KANO - At least one person was killed and eight other people injured when a blast ripped through a crowded bus station in Kano, northern Nigeria, police and witnesses said on Thursday.
The explosion happened at about 3:00pm (1400 GMT) at the New Motor Park in the predominantly Christian Sabon Gari neighbourhood, which has previously been targeted by Boko Haram militants.
"It was an IED (improvised explosive device). The explosive was concealed in a water dispenser and brought into the motor park by unknown people," Kano state police commissioner Adelere Shinaba told reporters at the scene.
"A woman was killed and eight other people were injured and have been taken to hospital... Our forensics experts are combing the scene for clues. We have already commenced (an) investigation."
Shinaba said there was no immediate claim of responsibility and no arrests had been made but Kano -- Nigeria's second city -- has been hit before by explosions.

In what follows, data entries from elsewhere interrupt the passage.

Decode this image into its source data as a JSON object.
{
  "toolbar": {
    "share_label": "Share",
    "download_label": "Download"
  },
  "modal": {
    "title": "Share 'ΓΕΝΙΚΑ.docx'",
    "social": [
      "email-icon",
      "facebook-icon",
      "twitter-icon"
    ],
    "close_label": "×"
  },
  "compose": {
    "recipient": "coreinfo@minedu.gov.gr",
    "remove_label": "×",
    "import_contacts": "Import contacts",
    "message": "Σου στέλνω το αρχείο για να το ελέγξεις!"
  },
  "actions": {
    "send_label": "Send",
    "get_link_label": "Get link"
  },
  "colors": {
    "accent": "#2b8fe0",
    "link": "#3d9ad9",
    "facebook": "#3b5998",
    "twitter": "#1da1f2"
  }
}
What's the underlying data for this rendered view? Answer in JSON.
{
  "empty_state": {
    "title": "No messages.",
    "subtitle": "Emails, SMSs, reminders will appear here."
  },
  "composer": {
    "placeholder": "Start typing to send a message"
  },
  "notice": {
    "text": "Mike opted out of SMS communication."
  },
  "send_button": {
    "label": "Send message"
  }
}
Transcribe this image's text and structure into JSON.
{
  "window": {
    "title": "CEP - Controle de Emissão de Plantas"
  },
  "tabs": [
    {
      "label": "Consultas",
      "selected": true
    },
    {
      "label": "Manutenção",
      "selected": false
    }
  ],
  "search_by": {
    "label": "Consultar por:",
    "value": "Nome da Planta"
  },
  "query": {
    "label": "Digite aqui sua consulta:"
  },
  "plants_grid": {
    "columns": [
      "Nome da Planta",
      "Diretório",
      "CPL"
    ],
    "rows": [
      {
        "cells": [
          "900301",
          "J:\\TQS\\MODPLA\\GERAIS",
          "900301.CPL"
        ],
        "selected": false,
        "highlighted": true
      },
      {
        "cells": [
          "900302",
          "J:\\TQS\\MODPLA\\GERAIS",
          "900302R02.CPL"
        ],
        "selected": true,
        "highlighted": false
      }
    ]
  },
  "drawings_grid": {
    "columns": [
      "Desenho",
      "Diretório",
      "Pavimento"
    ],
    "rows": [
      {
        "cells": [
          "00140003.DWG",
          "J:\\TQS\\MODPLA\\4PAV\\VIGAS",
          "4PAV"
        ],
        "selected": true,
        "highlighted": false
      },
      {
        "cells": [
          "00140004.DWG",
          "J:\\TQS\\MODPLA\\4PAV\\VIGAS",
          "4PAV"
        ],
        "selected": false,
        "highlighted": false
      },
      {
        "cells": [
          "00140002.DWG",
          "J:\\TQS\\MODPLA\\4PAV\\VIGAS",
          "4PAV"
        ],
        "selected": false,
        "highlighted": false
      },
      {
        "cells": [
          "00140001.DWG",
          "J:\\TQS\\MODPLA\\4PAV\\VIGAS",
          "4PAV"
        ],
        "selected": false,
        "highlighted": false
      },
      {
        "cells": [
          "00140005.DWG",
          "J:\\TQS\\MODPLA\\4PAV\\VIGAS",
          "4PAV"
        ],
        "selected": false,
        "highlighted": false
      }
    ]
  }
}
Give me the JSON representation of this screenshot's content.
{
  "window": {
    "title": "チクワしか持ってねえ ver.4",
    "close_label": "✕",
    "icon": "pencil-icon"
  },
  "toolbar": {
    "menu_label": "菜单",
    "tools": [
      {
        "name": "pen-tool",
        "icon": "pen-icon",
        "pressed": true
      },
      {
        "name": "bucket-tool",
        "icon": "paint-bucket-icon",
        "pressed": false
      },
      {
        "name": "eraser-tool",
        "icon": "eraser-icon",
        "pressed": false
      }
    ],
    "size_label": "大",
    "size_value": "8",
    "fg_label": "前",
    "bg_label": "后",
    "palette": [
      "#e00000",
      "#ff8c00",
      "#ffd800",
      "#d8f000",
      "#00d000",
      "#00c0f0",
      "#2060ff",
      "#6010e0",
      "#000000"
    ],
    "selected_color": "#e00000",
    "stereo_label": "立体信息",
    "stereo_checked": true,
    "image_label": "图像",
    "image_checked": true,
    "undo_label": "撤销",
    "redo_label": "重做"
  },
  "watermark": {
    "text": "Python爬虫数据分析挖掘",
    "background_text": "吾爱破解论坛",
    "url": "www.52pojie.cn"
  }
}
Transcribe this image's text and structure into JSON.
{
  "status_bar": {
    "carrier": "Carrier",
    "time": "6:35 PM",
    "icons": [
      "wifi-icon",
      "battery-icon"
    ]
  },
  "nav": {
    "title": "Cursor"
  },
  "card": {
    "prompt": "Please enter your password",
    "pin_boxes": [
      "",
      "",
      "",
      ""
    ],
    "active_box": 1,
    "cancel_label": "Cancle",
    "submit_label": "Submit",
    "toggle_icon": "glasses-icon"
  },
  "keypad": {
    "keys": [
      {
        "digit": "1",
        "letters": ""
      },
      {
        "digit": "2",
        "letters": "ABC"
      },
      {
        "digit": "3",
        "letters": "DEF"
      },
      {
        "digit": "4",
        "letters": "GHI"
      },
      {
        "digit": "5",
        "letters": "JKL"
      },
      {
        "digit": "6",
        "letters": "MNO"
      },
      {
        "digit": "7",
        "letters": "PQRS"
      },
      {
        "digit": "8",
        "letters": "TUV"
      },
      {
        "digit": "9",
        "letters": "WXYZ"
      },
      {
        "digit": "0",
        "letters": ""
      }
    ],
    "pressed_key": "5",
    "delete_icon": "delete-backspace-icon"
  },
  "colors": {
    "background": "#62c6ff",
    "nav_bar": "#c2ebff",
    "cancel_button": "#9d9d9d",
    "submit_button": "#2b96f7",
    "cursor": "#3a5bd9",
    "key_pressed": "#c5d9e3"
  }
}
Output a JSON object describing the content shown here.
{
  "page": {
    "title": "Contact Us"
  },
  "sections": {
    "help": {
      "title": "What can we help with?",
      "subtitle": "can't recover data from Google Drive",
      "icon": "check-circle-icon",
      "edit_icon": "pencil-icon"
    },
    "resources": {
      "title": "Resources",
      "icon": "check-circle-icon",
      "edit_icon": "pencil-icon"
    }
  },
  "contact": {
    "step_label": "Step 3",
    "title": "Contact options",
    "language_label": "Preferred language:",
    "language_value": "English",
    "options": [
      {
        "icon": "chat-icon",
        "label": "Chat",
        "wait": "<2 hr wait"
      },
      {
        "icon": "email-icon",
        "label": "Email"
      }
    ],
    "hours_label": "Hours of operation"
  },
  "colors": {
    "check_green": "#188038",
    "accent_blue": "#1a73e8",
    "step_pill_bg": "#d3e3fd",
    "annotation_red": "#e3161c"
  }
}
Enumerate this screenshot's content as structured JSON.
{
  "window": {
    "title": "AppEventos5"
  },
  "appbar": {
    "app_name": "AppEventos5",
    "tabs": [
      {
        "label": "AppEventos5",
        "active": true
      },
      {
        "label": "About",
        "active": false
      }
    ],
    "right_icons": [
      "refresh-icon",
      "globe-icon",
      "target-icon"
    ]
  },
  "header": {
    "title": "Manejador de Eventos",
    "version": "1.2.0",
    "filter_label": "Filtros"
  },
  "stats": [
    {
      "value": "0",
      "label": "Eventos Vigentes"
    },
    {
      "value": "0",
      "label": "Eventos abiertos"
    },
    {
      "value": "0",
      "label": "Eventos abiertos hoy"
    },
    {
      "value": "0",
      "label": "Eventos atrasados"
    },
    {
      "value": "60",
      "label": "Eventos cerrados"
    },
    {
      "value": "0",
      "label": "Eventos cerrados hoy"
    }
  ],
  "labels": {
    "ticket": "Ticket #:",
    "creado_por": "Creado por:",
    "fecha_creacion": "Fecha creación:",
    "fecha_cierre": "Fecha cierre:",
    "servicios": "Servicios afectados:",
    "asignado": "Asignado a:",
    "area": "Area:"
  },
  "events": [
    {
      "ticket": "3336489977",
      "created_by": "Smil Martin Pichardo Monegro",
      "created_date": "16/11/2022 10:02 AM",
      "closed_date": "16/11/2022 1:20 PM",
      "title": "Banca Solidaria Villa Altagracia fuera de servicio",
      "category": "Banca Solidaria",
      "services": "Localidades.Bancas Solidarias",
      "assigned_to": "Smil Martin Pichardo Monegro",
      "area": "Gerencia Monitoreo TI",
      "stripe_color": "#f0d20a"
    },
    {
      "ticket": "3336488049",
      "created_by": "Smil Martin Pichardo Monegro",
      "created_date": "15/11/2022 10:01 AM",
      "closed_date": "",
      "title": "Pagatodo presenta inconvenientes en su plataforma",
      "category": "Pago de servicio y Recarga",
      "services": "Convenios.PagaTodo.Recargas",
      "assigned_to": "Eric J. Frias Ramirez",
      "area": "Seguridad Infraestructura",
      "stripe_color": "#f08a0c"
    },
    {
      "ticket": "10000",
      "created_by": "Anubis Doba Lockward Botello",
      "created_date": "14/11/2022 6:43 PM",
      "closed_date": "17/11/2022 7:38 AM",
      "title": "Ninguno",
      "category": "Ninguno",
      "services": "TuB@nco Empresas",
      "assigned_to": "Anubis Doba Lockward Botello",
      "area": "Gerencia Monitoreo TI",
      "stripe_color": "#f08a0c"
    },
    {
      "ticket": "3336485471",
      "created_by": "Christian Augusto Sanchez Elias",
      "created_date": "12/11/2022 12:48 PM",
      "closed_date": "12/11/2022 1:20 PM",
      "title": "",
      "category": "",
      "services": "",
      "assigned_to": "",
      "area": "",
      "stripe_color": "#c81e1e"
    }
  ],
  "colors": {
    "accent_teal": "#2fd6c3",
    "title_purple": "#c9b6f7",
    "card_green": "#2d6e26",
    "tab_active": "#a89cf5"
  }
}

On June 23 a bomb blast at a public health college in the city killed at least eight while on May 19, a suicide car bomb attack in Sabon Gari killed at least four people, including a young girl.
At least four strong explosions rocked the same area on July 29 last year, killing 12.
Backdrop of violence
In the latest blast a man who gave his name as Obi and works at a local garage, said: "A young cart pusher (porter) wheeled a water dispenser into the (motor) park and kept it near other luggage waiting to be uploaded into a bus heading to the east.
"The dispenser was given to him by two people at the gates who disguised (themselves) as travellers and asked him to bring it in for them but lagged behind him.
"The (water) dispenser exploded with a huge bang at the time passengers were disembarking from the bus close to the dispenser."
The cart pusher -- a common sight in and around bustling transport hubs in Nigeria -- had his hands and legs blown off while a woman was decapitated, he added.
Another witness, market trader Suleiman Bala, said the device was left among rows of buses and the two suspects disappeared shortly before the blast.
The latest violence came after two bombings in the northern city of Kaduna on Wednesday left at least 42 people dead and prompted the authorities to introduce a round-the-clock curfew to prevent lawlessness.
According to local police, the first attack -- a suicide bomb -- targeted the convoy of Sheikh Dahiru Bauchi, a cleric who has fiercely criticised Boko Haram's deadly five-year uprising, and left at least 25 dead.
The second attack some two hours later that killed 17 people targeted Muhammadu Buhari, one of Nigeria's most prominent opposition leaders who also ruled the country as a military dictator from 1983 to 1985.
Both bombings are in line with previous attacks on prominent Islamic clerics, whom Boko Haram accuse of co-operating with Nigeria's secular government, but also come as part of an increasing number of bloody attacks outside the group's northeastern heartland.
The capital, Abuja, has been hit three times in as many months by car bomb attacks, while there was a twin car bombing on a crowded market in the central city of Jos in May and a similar attack outside a fuel depot in the financial capital, Lagos in June.
But civilians have borne the brunt of attacks this year, leaving hundreds dead and tens of thousands more displaced in a relentless series of attacks in Nigeria's remote northeast.